AI and Design: What Creatives Need to Know

We spoke to Nini van der Walt, a Graphic Design and Digital Design lecturer at Red & Yellow Creative School of Business, about what designers need to know about AI. With decades of experience across publishing, advertising, and education, Nini has seen creative industries evolve through many technological shifts. Her perspective on AI is strikingly positive; it’s not a threat, but a tool. Here’s her take on how designers can embrace AI without losing their unique human edge.

Should We Be Worried About AI? 

No! Please do not worry. Look AI straight in the eye and give it a wink. 

AI feeds off humans’ intellectual property - not the other way around. Current AI systems are essentially advanced pattern-recognition tools. They don’t have consciousness, awareness, or intention. What they produce is a rearrangement of human-created material - words, images, films, and designs - into new structures. 

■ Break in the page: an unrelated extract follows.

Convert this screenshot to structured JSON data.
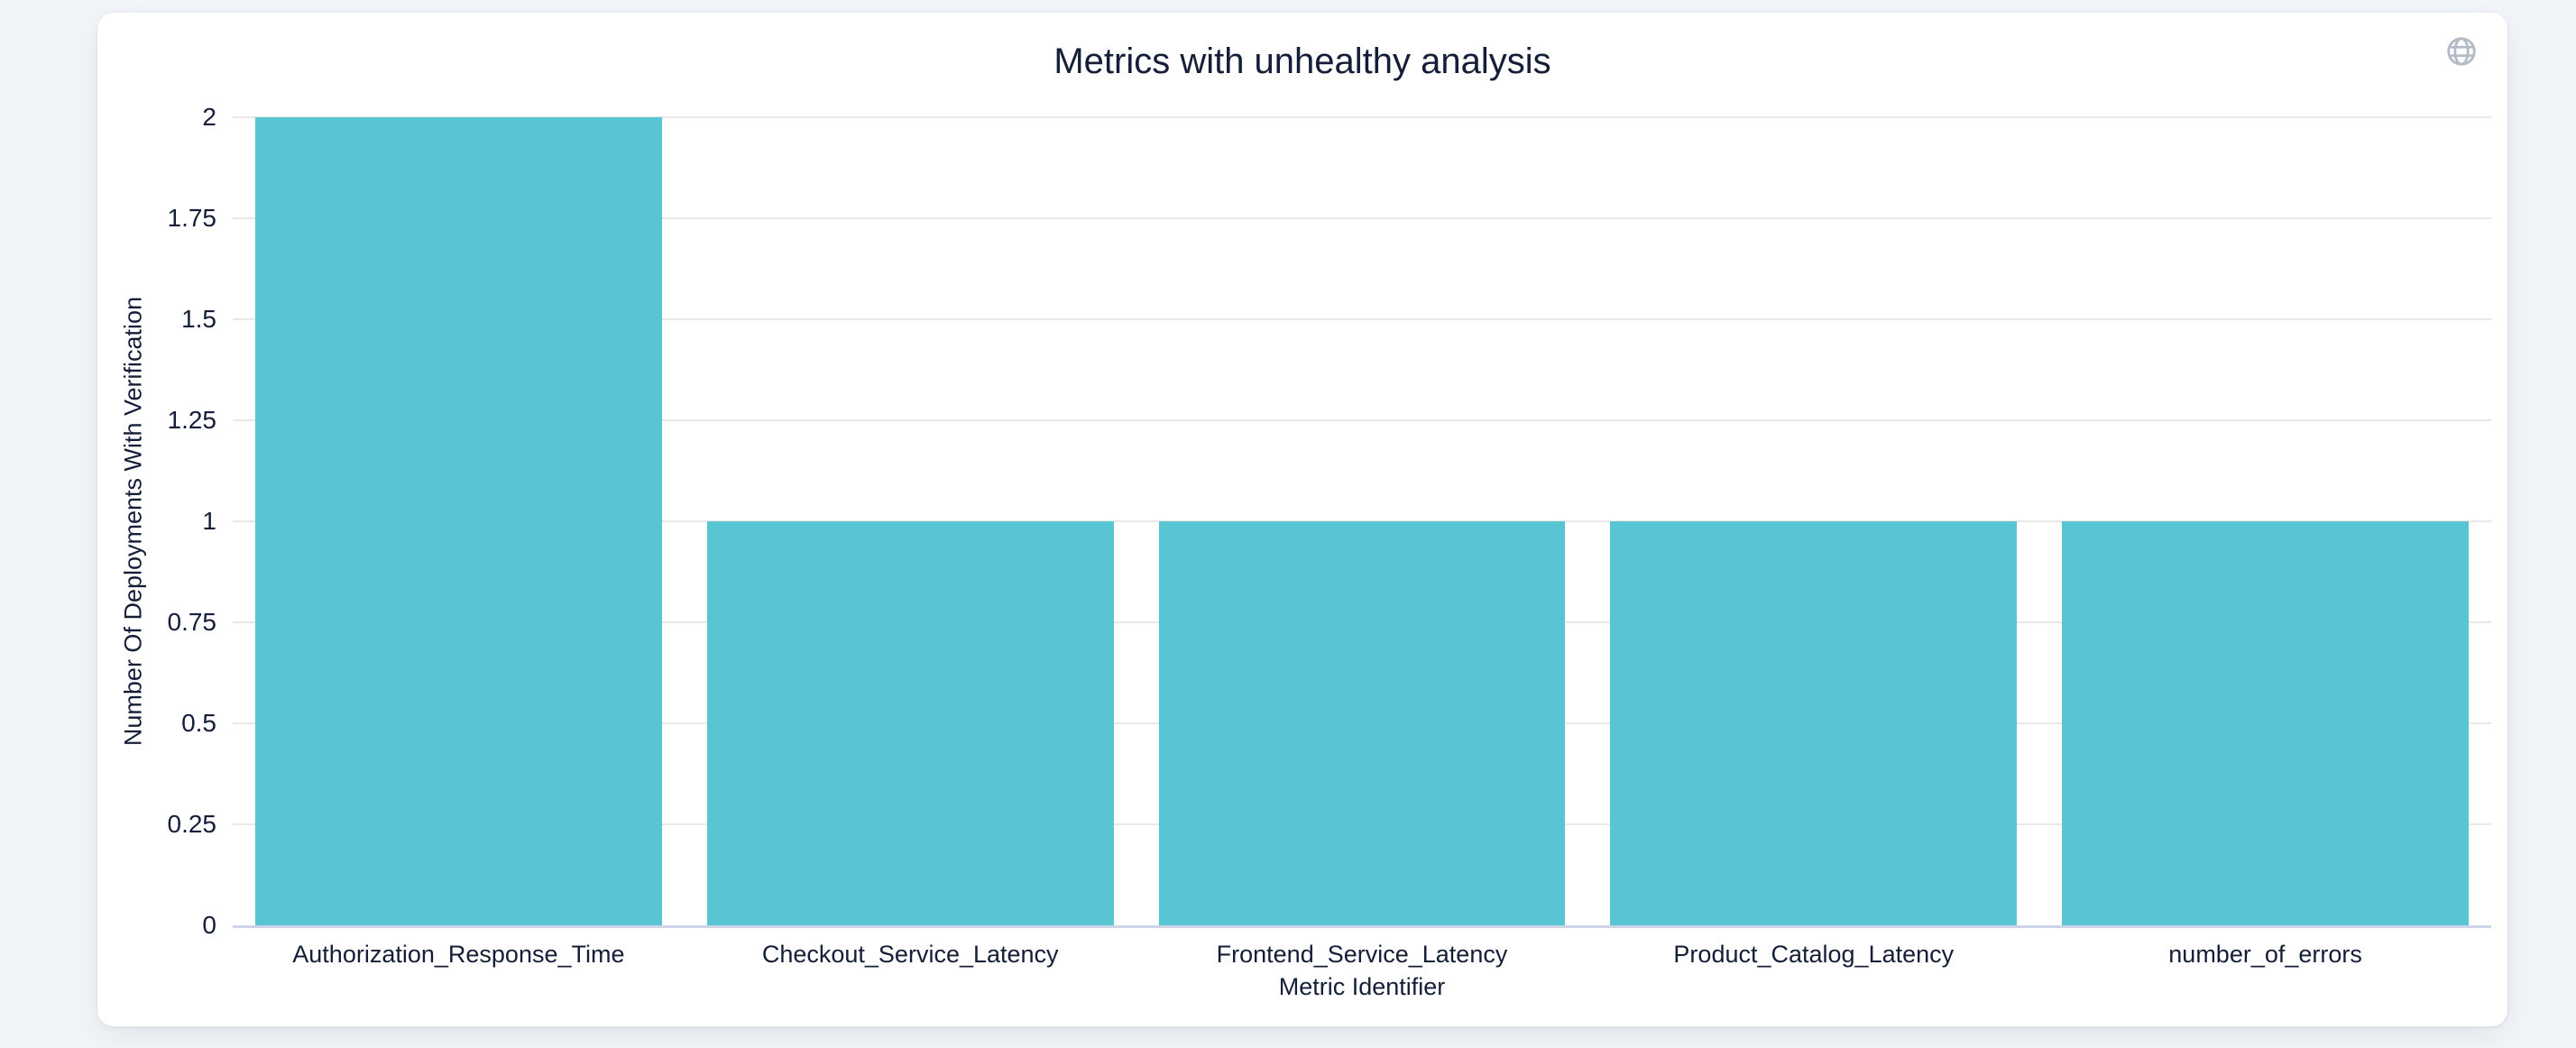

Humans remain the source. We generate the ideas, culture, and aesthetics that AI learns from. If AI ever began feeding primarily itself, its quality would degrade quickly, and people would notice. In fact, many creatives are already tired of bland, generic AI outputs. That’s why design trends are swinging back toward raw, imperfect, and sentimental aesthetics. Imperfections are cool again. 

AI is powerful, but it’s still just a tool. We’re not being replaced - we’re working with a new instrument. 


Five Things Designers Should Consider in the Age of AI

1. Stay One Step Ahead 

AI will only steal your job if you surrender it. The trick is to keep your finger on the pulse. Follow Instagram accounts, save folders on Pinterest and Behance, listen to podcasts, and watch TEDx talks. Stalk about the technology a little - know what it’s doing before it knows what you’re doing. 

Curiosity is now part of the job description. Read, research, and question everything. The one thing that will catch you out is the thing you didn’t know was happening. 

Think of it like past shifts: cars didn’t replace bicycles; Photoshop didn’t replace hand-drawn illustrations. They simply expanded the toolkit. AI is the same. 

 2. Stop Being a Designer. Start Being a Visual Communicator. 

AI’s superpower is speedy. It can generate designs in seconds, but they often feel predictable and cliché. That’s because AI recombines patterns from existing work. It rearranges the past; it rarely invents something truly new. 

Don’t compete with AI on speed - you’ll lose. Instead, you need to slow down and design thoughtfully. Aim for conceptual and impactful work. The things AI cannot replace - judgment, nuance, empathy, and storytelling - are the things that matter most. 

Think bigger: become an AI director, a brand architect, and a narrative builder. Human-centered design, rooted in empathy and real user needs, is where iconic work comes from! 

 3. Use AI as Your Personal Assistant 

Clients rarely know exactly what they want. More often, they know what they don’t want. That’s where designers step in - interpreting, reading between the lines, and translating vague briefs into meaningful solutions. 

AI can help here. It can analyze briefs, highlight gaps, and generate rough scamps to test with clients early on. This speeds up alignment and reduces back-and-forth. But the soul of the work - empathy, the context, the final craft - remains human. 

AI saves time, but the invoice stays the same. The value lies in your thinking, not just execution. 

 4. Learn to Prompt Properly 

Prompting is your secret superpower. AI doesn’t know your intentions - it only knows what you say about it. Vague prompts lead to biased, generic outputs. 

Be precise. Specify subject, action, environment, style, and mood. For example: “A cyberpunk samurai standing on a rainy, neon-lit rooftop in Cape Town, in a hyper-realistic digital painting style, with moody cinematic lighting and deep shadows.” 

The better your prompt, the better your output. AI won’t guess - you have to tell it exactly what you want. 

 5. Keep Learning New Platforms 

AI platforms evolve fast. What was cutting-edge last year is old news today. Even Adobe apps update constantly, integrating clever AI features. Stay curious, refine your prompts, and don’t get lazy. 

Often, refining AI results takes longer than creating something from scratch - which is why many designers use AI as a starting point, then rebuild the final work themselves. That balance between AI-generated ideas and human craft is where magic happens. 

And here’s a fun hack: ask AI which newer, better platforms exist. It will happily point you to competitors. Use that “stupidity” to your advantage. 

 Final Thoughts 

AI is not here to replace designers. It’s here to challenge us to think bigger, stay curious, and design with more empathy and intention. The creatives who thrive will be those who embrace AI as a tool, not a threat - using it to sharpen their storytelling, deepen their research, and expand their visual communication. 

Sit back, buckle up, and enjoy the ride.